Resultado: Poucos anos depois,
ela se tornou campeã olímpica de corrida. É fácil imaginar quantos esforços fez
para agradar à mãe. Parece até que exagerou…
O personagem central de um dos
maiores clássicos da literatura mundial dedica todo o tempo dos dois grossos
volumes tentando praticar algum ato heroico a fim de impressionar a dama dos
seus sonhos. Ou melhor, da sua imaginação, onde Dulcineia del Toboso adquire
belezas e virtudes que passaram bem longe da supervalorizada vizinha. Empenhado
em praticar façanhas para impressionar a Dulcineia imaginária, Dom Quixote de
la Mancha se dá mal ao investir contra moinhos de vento, atacar inofensivos
peregrinos que supõe serem malfeitores, atribuir poderes legendários a objetos
corriqueiros. Imagina-se dotado de virtudes sobre-humanas, como as que os
literatos da época atribuíram a seus personagens dos romances de cavalaria.
Quem eram esses grandes heróis
imaginários? Se você conhece Batman, Flash Gordon, Super-homem, Capitão Marvel,
Capitão América, Homem Aranha, Jedi, Príncipe Submarino, Tarzan, ou até o
Capitão Atlas, troque as roupas deles, as armas que usam, os meios de
transporte e mais umas coisinhas, e terá os mirabolantes personagens daqueles
romances. São farinha do mesmo saco. O curioso é que os mesmos admiradores
desses imaginários heróis modernos caem de porrete em cima de cavaleiros
medievais, heróis reais de carne e osso. Por que essa discriminação?
Acontece que a verdadeira
cavalaria medieval era realmente heroica, dedicada a causas nobres. Seus feitos
grandiosos estão consignados na história das Cruzadas e em muitas outras
batalhas decisivas, relegadas hoje a um esquecimento proposital e inexplicável.

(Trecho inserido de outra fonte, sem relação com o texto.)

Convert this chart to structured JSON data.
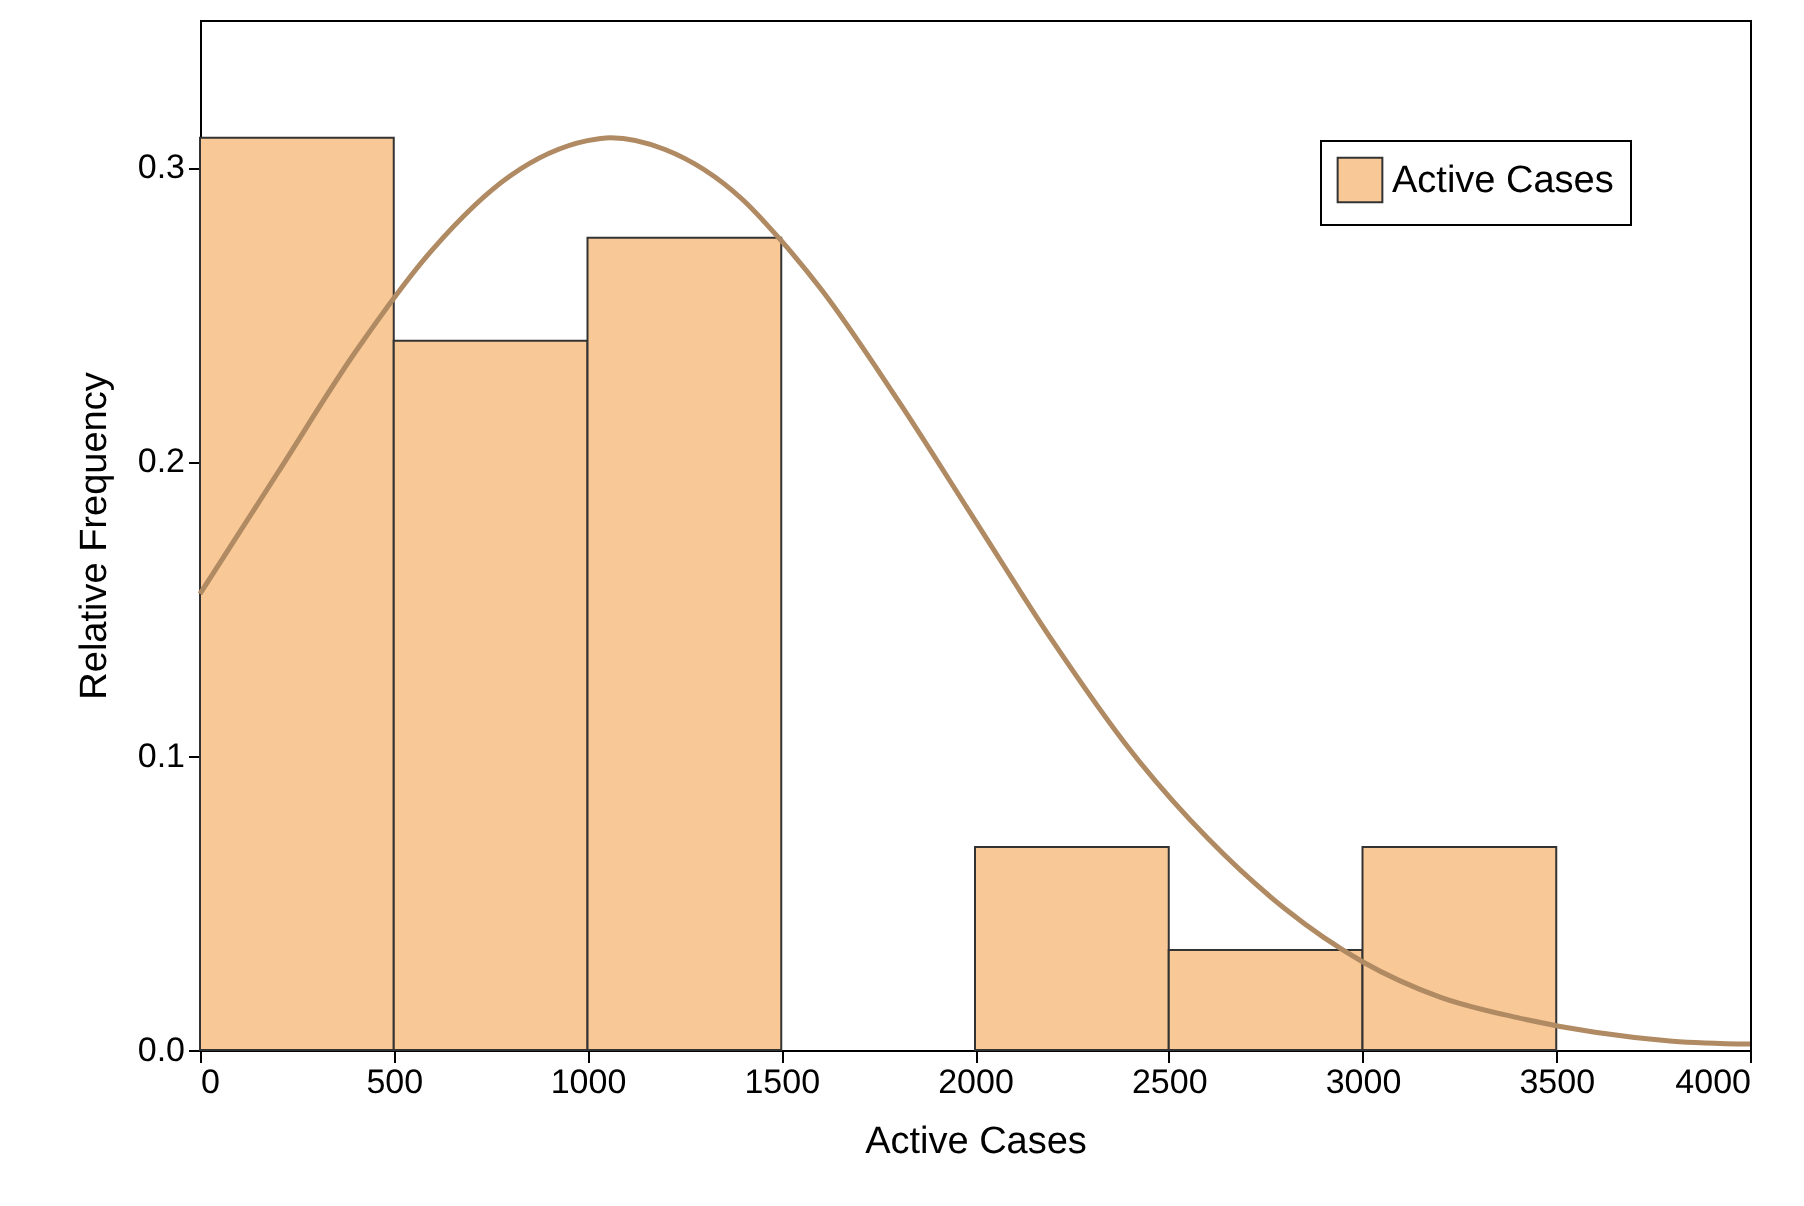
{
  "chart_data": {
    "type": "histogram",
    "xlabel": "Active Cases",
    "ylabel": "Relative Frequency",
    "bins": [
      0,
      500,
      1000,
      1500,
      2000,
      2500,
      3000,
      3500
    ],
    "series": [
      {
        "name": "Active Cases",
        "color": "#f9c897",
        "values": [
          0.31,
          0.241,
          0.276,
          0,
          0.069,
          0.034,
          0.069
        ]
      },
      {
        "type": "line",
        "color": "#b08a62",
        "x": [
          0,
          200,
          400,
          600,
          800,
          1000,
          1060,
          1200,
          1400,
          1500,
          1600,
          1800,
          2000,
          2200,
          2400,
          2600,
          2800,
          3000,
          3200,
          3400,
          3600,
          3800,
          4000
        ],
        "values": [
          0.155,
          0.196,
          0.237,
          0.272,
          0.297,
          0.309,
          0.31,
          0.306,
          0.289,
          0.275,
          0.259,
          0.221,
          0.18,
          0.139,
          0.102,
          0.072,
          0.048,
          0.03,
          0.018,
          0.011,
          0.006,
          0.003,
          0.002
        ]
      }
    ],
    "xlim": [
      0,
      4000
    ],
    "ylim": [
      0,
      0.35
    ],
    "xticks": [
      0,
      500,
      1000,
      1500,
      2000,
      2500,
      3000,
      3500,
      4000
    ],
    "yticks": [
      {
        "value": 0,
        "label": "0.0"
      },
      0.1,
      0.2,
      0.3
    ],
    "grid": false,
    "legend": "top right"
  }
}
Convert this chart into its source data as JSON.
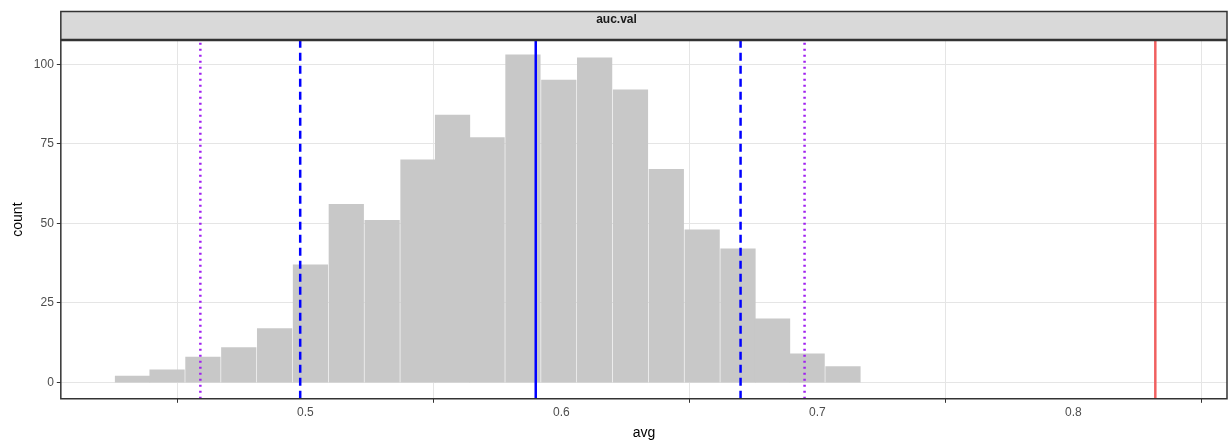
{
  "chart_data": {
    "type": "histogram",
    "title": "auc.val",
    "xlabel": "avg",
    "ylabel": "count",
    "bins": [
      0.426,
      0.439,
      0.453,
      0.467,
      0.481,
      0.495,
      0.509,
      0.523,
      0.537,
      0.551,
      0.564,
      0.578,
      0.592,
      0.606,
      0.62,
      0.634,
      0.648,
      0.662,
      0.676,
      0.689,
      0.703,
      0.717
    ],
    "values": [
      2,
      4,
      8,
      11,
      17,
      37,
      56,
      51,
      70,
      84,
      77,
      103,
      95,
      102,
      92,
      67,
      48,
      42,
      20,
      9,
      5
    ],
    "color": "#c8c8c8",
    "xlim": [
      0.4045,
      0.86
    ],
    "xticks": [
      0.5,
      0.6,
      0.7,
      0.8
    ],
    "ylim": [
      -5.1,
      107.5
    ],
    "yticks": [
      0,
      25,
      50,
      75,
      100
    ],
    "grid": true,
    "ref_lines": [
      {
        "axis": "x",
        "value": 0.459,
        "color": "#a020f0",
        "line_style": "dotted"
      },
      {
        "axis": "x",
        "value": 0.498,
        "color": "#0000ff",
        "line_style": "dashed"
      },
      {
        "axis": "x",
        "value": 0.59,
        "color": "#0000ff",
        "line_style": "solid"
      },
      {
        "axis": "x",
        "value": 0.67,
        "color": "#0000ff",
        "line_style": "dashed"
      },
      {
        "axis": "x",
        "value": 0.695,
        "color": "#a020f0",
        "line_style": "dotted"
      },
      {
        "axis": "x",
        "value": 0.832,
        "color": "#f06060",
        "line_style": "solid"
      }
    ]
  }
}
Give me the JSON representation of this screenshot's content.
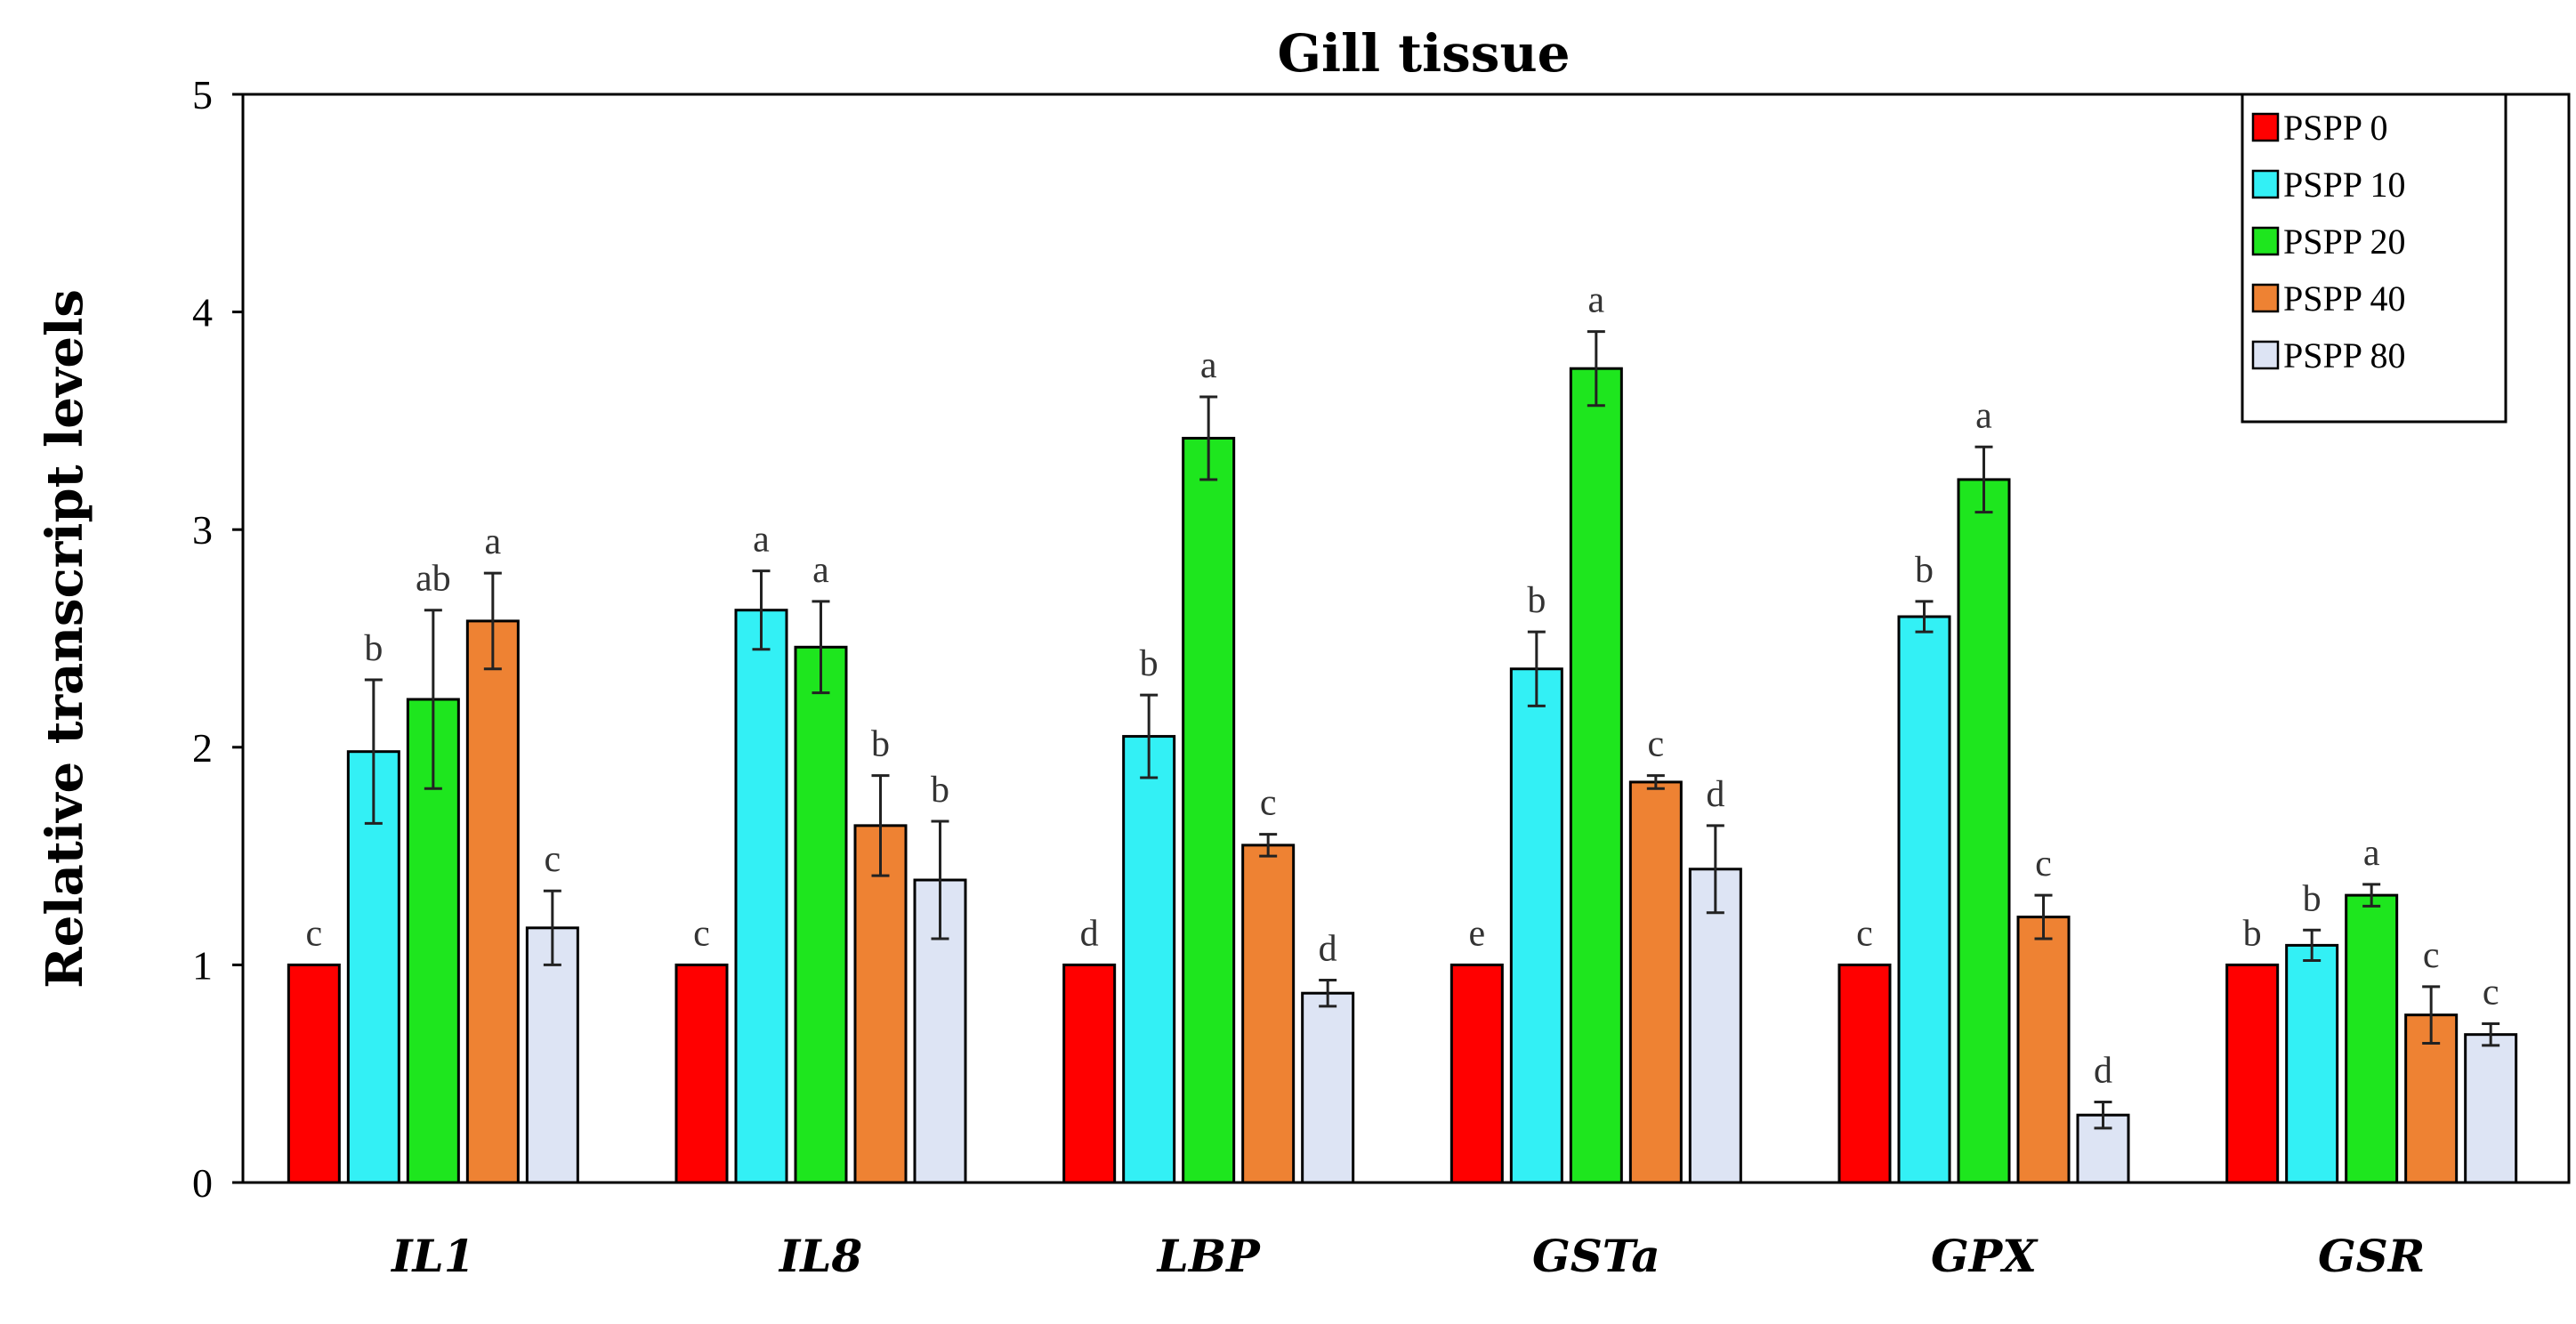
{
  "chart_data": {
    "type": "bar",
    "title": "Gill tissue",
    "xlabel": "",
    "ylabel": "Relative transcript levels",
    "ylim": [
      0,
      5
    ],
    "yticks": [
      "0",
      "1",
      "2",
      "3",
      "4",
      "5"
    ],
    "categories": [
      "IL1",
      "IL8",
      "LBP",
      "GSTa",
      "GPX",
      "GSR"
    ],
    "legend_position": "top-right",
    "series": [
      {
        "name": "PSPP 0",
        "color": "#ff0000",
        "values": [
          1.0,
          1.0,
          1.0,
          1.0,
          1.0,
          1.0
        ],
        "errors": [
          0,
          0,
          0,
          0,
          0,
          0
        ],
        "letters": [
          "c",
          "c",
          "d",
          "e",
          "c",
          "b"
        ]
      },
      {
        "name": "PSPP 10",
        "color": "#33f0f5",
        "values": [
          1.98,
          2.63,
          2.05,
          2.36,
          2.6,
          1.09
        ],
        "errors": [
          0.33,
          0.18,
          0.19,
          0.17,
          0.07,
          0.07
        ],
        "letters": [
          "b",
          "a",
          "b",
          "b",
          "b",
          "b"
        ]
      },
      {
        "name": "PSPP 20",
        "color": "#1ee61e",
        "values": [
          2.22,
          2.46,
          3.42,
          3.74,
          3.23,
          1.32
        ],
        "errors": [
          0.41,
          0.21,
          0.19,
          0.17,
          0.15,
          0.05
        ],
        "letters": [
          "ab",
          "a",
          "a",
          "a",
          "a",
          "a"
        ]
      },
      {
        "name": "PSPP 40",
        "color": "#ee8233",
        "values": [
          2.58,
          1.64,
          1.55,
          1.84,
          1.22,
          0.77
        ],
        "errors": [
          0.22,
          0.23,
          0.05,
          0.03,
          0.1,
          0.13
        ],
        "letters": [
          "a",
          "b",
          "c",
          "c",
          "c",
          "c"
        ]
      },
      {
        "name": "PSPP 80",
        "color": "#dde4f4",
        "values": [
          1.17,
          1.39,
          0.87,
          1.44,
          0.31,
          0.68
        ],
        "errors": [
          0.17,
          0.27,
          0.06,
          0.2,
          0.06,
          0.05
        ],
        "letters": [
          "c",
          "b",
          "d",
          "d",
          "d",
          "c"
        ]
      }
    ]
  }
}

Os romances de cavalaria deturparam os feitos desses heróis e aviltaram seu
objetivo real, substituindo-o pela conquista do amor de uma dama. Cervantes,
por meio do seu imaginário Dom Quixote, lançou no ridículo os romances de
cavalaria e seus heróis mirabolantes, levando de roldão a real cavalaria
medieval, cujas lutas heroicas e memoráveis impediram, entre inúmeras
tragédias, a conquista do mundo inteiro pelos muçulmanos. O próprio Cervantes
participou de uma delas.
Hoje não temos mais esses
heróis. Sua imagem negativa, tal como foi falseada por Cervantes, foi o
resultado mais corrosivo e mais permanente, talvez o real objetivo do autor
espanhol. Quem o afirma é um grande escritor, para quem Dom Quixote fez mais
mal à cavalaria medieval, à nobreza e à civilização cristã do que toda a obra
de Voltaire. Não é dizer pouco.
Você vê alguma utilidade
nesses mirabolantes personagens de quadrinhos e filmes? Ontem e hoje, farinha
do mesmo saco, inúteis e prejudiciais.